Benjamin Franklin was fascinated by storms; he loved to study them. If he were alive today, we could probably add ‘storm-chaser’ to his long list of titles.
It was in Boston, Massachusetts, in 1746 that Franklin first stumbled upon other scientists’ electrical experiments. He quickly turned his home into a little laboratory, using machines made out of items he found around the house. During one experiment, Ben accidentally shocked himself. Franklin spent the summer of 1747 conducting a series of groundbreaking experiments with electricity. He wrote down all of his results and ideas for future experiments in letters to Peter Collinson, a fellow scientist and friend in London who was interested in publishing his work. By July, Ben used the terms positive and negative (plus and minus) to describe electricity, instead of the previously used words ‘vitreous’ and ‘resinous’. Franklin described the concept of an electrical battery in a letter to Collinson in the spring of 1749, but he wasn’t sure how it could be useful.
Later the same year, he explained what he believed were similarities between electricity and lightning, such as the colour of the light, its crooked direction, crackling noise, and other things. There were other scientists who believed that lightning was electricity, but Franklin was determined to find a method of proving it.
By 1750, in addition to wanting to prove that lightning was electricity, Franklin began to think about protecting people, buildings, and other structures from lightning. This grew into his idea for the lightning rod. Franklin described an iron rod about 8 or 10 feet long that was sharpened to a point at the end. He wrote, “the electrical fire would, I think, be drawn out of a cloud silently, before it could come near enough to strike…” Two years later, Franklin decided to try his own lightning experiment. Surprisingly, he never wrote letters about the legendary kite experiment; someone else wrote the only account 15 years after it took place.
In June of 1752, Franklin was in Philadelphia, waiting for the steeple on top of Christ Church to be completed for his experiment (the steeple would act as the ‘lightning rod’). He grew impatient, and decided that a kite would be able to get close to the storm clouds just as well.
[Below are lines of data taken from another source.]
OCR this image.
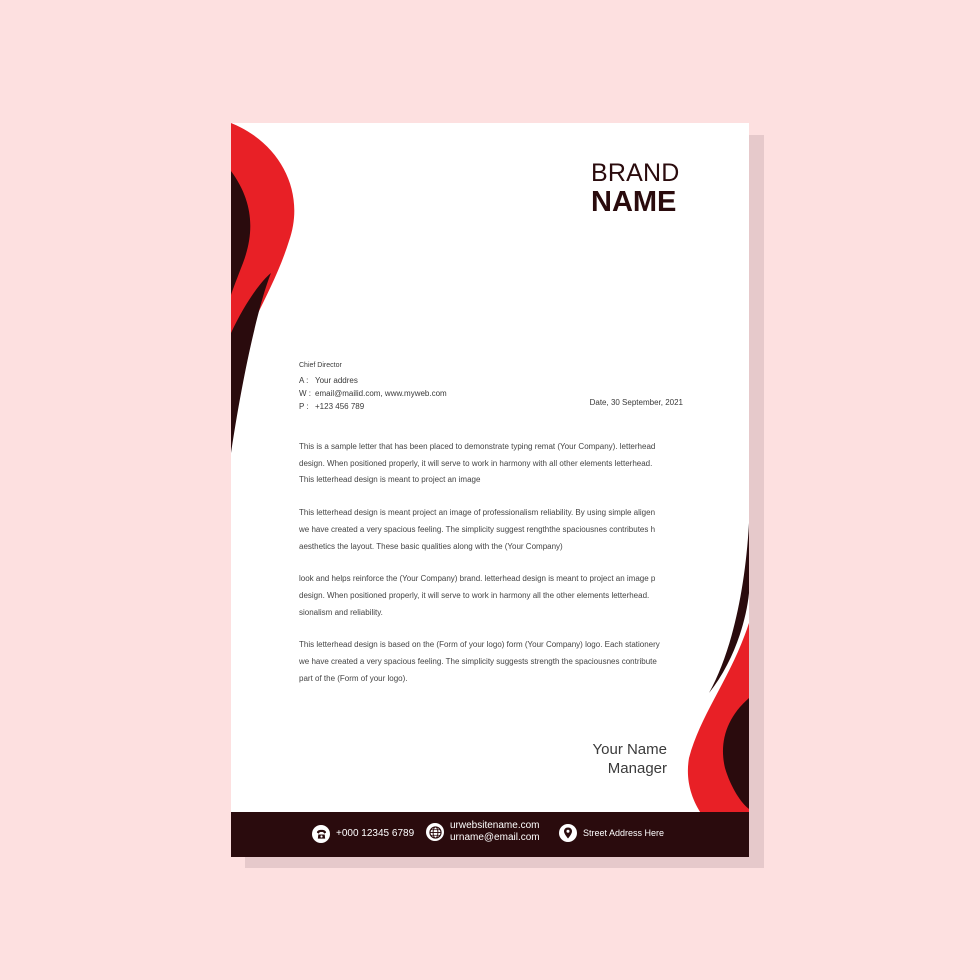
BRAND
NAME
Chief Director
A : Your addres
W : email@mailid.com, www.myweb.com
P : +123 456 789	Date, 30 September, 2021
This is a sample letter that has been placed to demonstrate typing remat (Your Company). letterhead
design. When positioned properly, it will serve to work in harmony with all other elements letterhead.
This letterhead design is meant to project an image
This letterhead design is meant project an image of professionalism reliability. By using simple aligen
we have created a very spacious feeling. The simplicity suggest rengththe spaciousnes contributes h
aesthetics the layout. These basic qualities along with the (Your Company)
look and helps reinforce the (Your Company) brand. letterhead design is meant to project an image p
design. When positioned properly, it will serve to work in harmony all the other elements letterhead.
sionalism and reliability.
This letterhead design is based on the (Form of your logo) form (Your Company) logo. Each stationery
we have created a very spacious feeling. The simplicity suggests strength the spaciousnes contribute
part of the (Form of your logo).
Your Name
Manager
+000 12345 6789
urwebsitename.com
urname@email.com	Street Address Here
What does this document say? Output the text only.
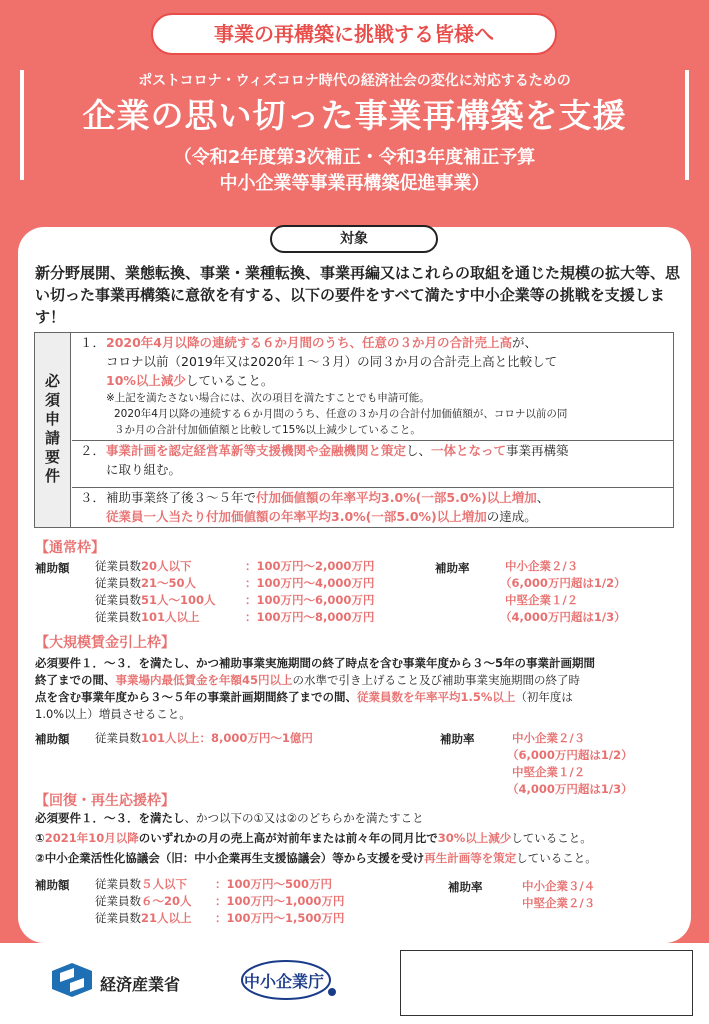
事業の再構築に挑戦する皆様へ
ポストコロナ・ウィズコロナ時代の経済社会の変化に対応するための
企業の思い切った事業再構築を支援
（令和2年度第3次補正・令和3年度補正予算
中小企業等事業再構築促進事業）
対象
新分野展開、業態転換、事業・業種転換、事業再編又はこれらの取組を通じた規模の拡大等、思い切った事業再構築に意欲を有する、以下の要件をすべて満たす中小企業等の挑戦を支援します！
必須申請要件
１． 2020年4月以降の連続する６か月間のうち、任意の３か月の合計売上高が、
コロナ以前（2019年又は2020年１～３月）の同３か月の合計売上高と比較して
10%以上減少していること。
※上記を満たさない場合には、次の項目を満たすことでも申請可能。
2020年4月以降の連続する６か月間のうち、任意の３か月の合計付加価値額が、コロナ以前の同
３か月の合計付加価値額と比較して15%以上減少していること。
２． 事業計画を認定経営革新等支援機関や金融機関と策定し、一体となって事業再構築
に取り組む。
３． 補助事業終了後３～５年で付加価値額の年率平均3.0%(一部5.0%)以上増加、
従業員一人当たり付加価値額の年率平均3.0%(一部5.0%)以上増加の達成。
【通常枠】
補助額 従業員数20人以下	：100万円～2,000万円
従業員数21～50人	：100万円～4,000万円
従業員数51人～100人	：100万円～6,000万円
従業員数101人以上	：100万円～8,000万円
補助率	中小企業２/３
（6,000万円超は1/2）
中堅企業１/２
（4,000万円超は1/3）
【大規模賃金引上枠】
必須要件１．～３．を満たし、かつ補助事業実施期間の終了時点を含む事業年度から３～5年の事業計画期間
終了までの間、事業場内最低賃金を年額45円以上の水準で引き上げること及び補助事業実施期間の終了時
点を含む事業年度から３～５年の事業計画期間終了までの間、従業員数を年率平均1.5%以上（初年度は
1.0%以上）増員させること。
補助額 従業員数101人以上：8,000万円～1億円	補助率	中小企業２/３
（6,000万円超は1/2）
中堅企業１/２
（4,000万円超は1/3）
【回復・再生応援枠】
必須要件１．～３．を満たし、かつ以下の①又は②のどちらかを満たすこと
①2021年10月以降のいずれかの月の売上高が対前年または前々年の同月比で30%以上減少していること。
②中小企業活性化協議会（旧：中小企業再生支援協議会）等から支援を受け再生計画等を策定していること。
補助額 従業員数５人以下 ：100万円～500万円
従業員数６～20人 ：100万円～1,000万円
従業員数21人以上 ：100万円～1,500万円
補助率	中小企業３/４
中堅企業２/３
経済産業省	中小企業庁
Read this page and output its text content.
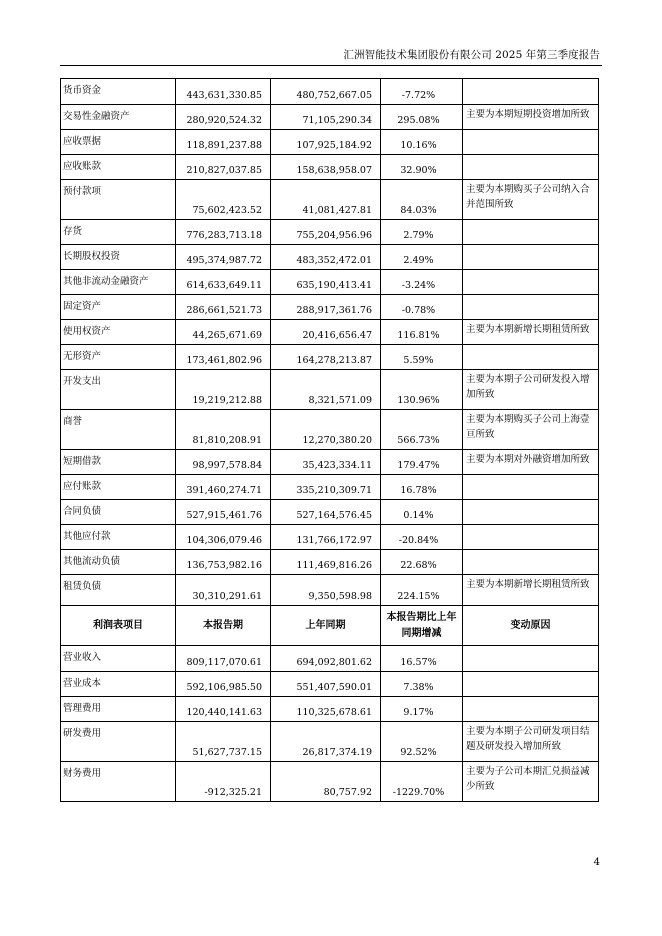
汇洲智能技术集团股份有限公司 2025 年第三季度报告
货币资金	443,631,330.85	480,752,667.05	-7.72%	
交易性金融资产	280,920,524.32	71,105,290.34	295.08%	主要为本期短期投资增加所致
应收票据	118,891,237.88	107,925,184.92	10.16%	
应收账款	210,827,037.85	158,638,958.07	32.90%	
预付款项	75,602,423.52	41,081,427.81	84.03%	主要为本期购买子公司纳入合并范围所致
存货	776,283,713.18	755,204,956.96	2.79%	
长期股权投资	495,374,987.72	483,352,472.01	2.49%	
其他非流动金融资产	614,633,649.11	635,190,413.41	-3.24%	
固定资产	286,661,521.73	288,917,361.76	-0.78%	
使用权资产	44,265,671.69	20,416,656.47	116.81%	主要为本期新增长期租赁所致
无形资产	173,461,802.96	164,278,213.87	5.59%	
开发支出	19,219,212.88	8,321,571.09	130.96%	主要为本期子公司研发投入增加所致
商誉	81,810,208.91	12,270,380.20	566.73%	主要为本期购买子公司上海壹亘所致
短期借款	98,997,578.84	35,423,334.11	179.47%	主要为本期对外融资增加所致
应付账款	391,460,274.71	335,210,309.71	16.78%	
合同负债	527,915,461.76	527,164,576.45	0.14%	
其他应付款	104,306,079.46	131,766,172.97	-20.84%	
其他流动负债	136,753,982.16	111,469,816.26	22.68%	
租赁负债	30,310,291.61	9,350,598.98	224.15%	主要为本期新增长期租赁所致
利润表项目	本报告期	上年同期	本报告期比上年同期增减	变动原因
营业收入	809,117,070.61	694,092,801.62	16.57%	
营业成本	592,106,985.50	551,407,590.01	7.38%	
管理费用	120,440,141.63	110,325,678.61	9.17%	
研发费用	51,627,737.15	26,817,374.19	92.52%	主要为本期子公司研发项目结题及研发投入增加所致
财务费用	-912,325.21	80,757.92	-1229.70%	主要为子公司本期汇兑损益减少所致
4
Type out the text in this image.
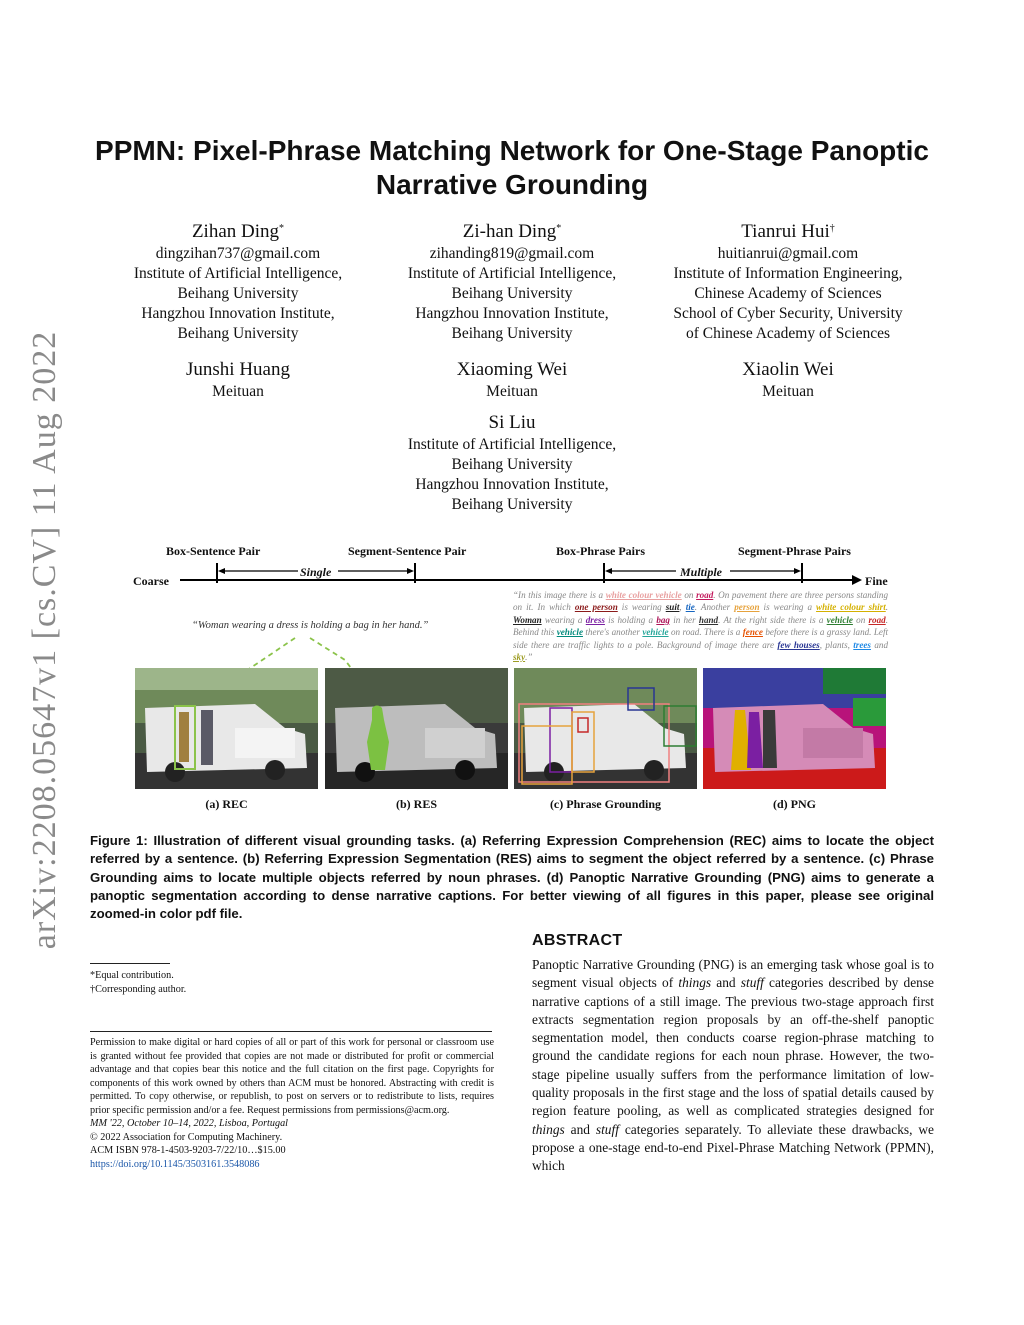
arXiv:2208.05647v1 [cs.CV] 11 Aug 2022
PPMN: Pixel-Phrase Matching Network for One-Stage Panoptic
Narrative Grounding
Zihan Ding*
dingzihan737@gmail.com
Institute of Artificial Intelligence,
Beihang University
Hangzhou Innovation Institute,
Beihang University
Zi-han Ding*
zihanding819@gmail.com
Institute of Artificial Intelligence,
Beihang University
Hangzhou Innovation Institute,
Beihang University
Tianrui Hui†
huitianrui@gmail.com
Institute of Information Engineering,
Chinese Academy of Sciences
School of Cyber Security, University
of Chinese Academy of Sciences
Junshi Huang
Meituan
Xiaoming Wei
Meituan
Xiaolin Wei
Meituan
Si Liu
Institute of Artificial Intelligence,
Beihang University
Hangzhou Innovation Institute,
Beihang University
Coarse	Fine
Single	Multiple
Box-Sentence Pair	Segment-Sentence Pair	Box-Phrase Pairs	Segment-Phrase Pairs
“Woman wearing a dress is holding a bag in her hand.”
“In this image there is a white colour vehicle on road. On pavement there are three persons standing on it. In which one person is wearing suit, tie. Another person is wearing a white colour shirt. Woman wearing a dress is holding a bag in her hand. At the right side there is a vehicle on road. Behind this vehicle there's another vehicle on road. There is a fence before there is a grassy land. Left side there are traffic lights to a pole. Background of image there are few houses, plants, trees and sky.”
(a) REC	(b) RES	(c) Phrase Grounding	(d) PNG
Figure 1: Illustration of different visual grounding tasks. (a) Referring Expression Comprehension (REC) aims to locate the object referred by a sentence. (b) Referring Expression Segmentation (RES) aims to segment the object referred by a sentence. (c) Phrase Grounding aims to locate multiple objects referred by noun phrases. (d) Panoptic Narrative Grounding (PNG) aims to generate a panoptic segmentation according to dense narrative captions. For better viewing of all figures in this paper, please see original zoomed-in color pdf file.
ABSTRACT
Panoptic Narrative Grounding (PNG) is an emerging task whose goal is to segment visual objects of things and stuff categories described by dense narrative captions of a still image. The previous two-stage approach first extracts segmentation region proposals by an off-the-shelf panoptic segmentation model, then conducts coarse region-phrase matching to ground the candidate regions for each noun phrase. However, the two-stage pipeline usually suffers from the performance limitation of low-quality proposals in the first stage and the loss of spatial details caused by region feature pooling, as well as complicated strategies designed for things and stuff categories separately. To alleviate these drawbacks, we propose a one-stage end-to-end Pixel-Phrase Matching Network (PPMN), which
*Equal contribution.
†Corresponding author.
Permission to make digital or hard copies of all or part of this work for personal or classroom use is granted without fee provided that copies are not made or distributed for profit or commercial advantage and that copies bear this notice and the full citation on the first page. Copyrights for components of this work owned by others than ACM must be honored. Abstracting with credit is permitted. To copy otherwise, or republish, to post on servers or to redistribute to lists, requires prior specific permission and/or a fee. Request permissions from permissions@acm.org.
MM '22, October 10–14, 2022, Lisboa, Portugal
© 2022 Association for Computing Machinery.
ACM ISBN 978-1-4503-9203-7/22/10…$15.00
https://doi.org/10.1145/3503161.3548086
Ben needed to figure out what he would use to attract an electrical charge; he decided on a metal key, and attached it to the kite. Then he tied the kite string to an insulating silk ribbon for the knuckles of his hand. Even though this was a very dangerous experiment, some people believe that Ben wasn’t injured because he didn’t conduct his test during the worst part of the storm. At the first sign of the key receiving an electrical charge from the air, Franklin knew that lightning was a form of electricity. His 21-year-old son William was the only witness to the event.
Two years before the kite and key experiment, Ben had observed that a sharp iron needle would conduct electricity away from a charged metal sphere. He first theorized that lightning might be preventable by using an elevated iron rod connected to earth to empty static from a cloud.
Franklin began to advocate lightning rods that had sharp points. His English colleagues favoured blunt-tipped lightning rods, reasoning that sharp ones attracted lightning and increased the risk of strikes; they thought blunt rods were less likely to be struck. King George III had his palace equipped with a blunt lightning rod. When it came time to equip the colonies’ buildings with lightning rods, the decision became a political statement. The favoured pointed lightning rod expressed support for Franklin’s theories of protecting public buildings and the rejection of theories supported by the King. The English thought this was just another way for the flourishing colonies to be disobedient to them.
Franklin’s lightning rods could soon be found protecting many buildings and homes. The lightning rod constructed on the dome of the State House in Maryland was the largest ‘Franklin’ lightning rod ever attached to a public or private building in Ben’s lifetime. It was built in accord with his recommendations and has had only one recorded instance of lightning damage. The pointed lightning rod placed on the State House and other buildings became a symbol of the ingenuity and independence of a young, thriving nation, as well as the intellect and inventiveness of Benjamin Franklin.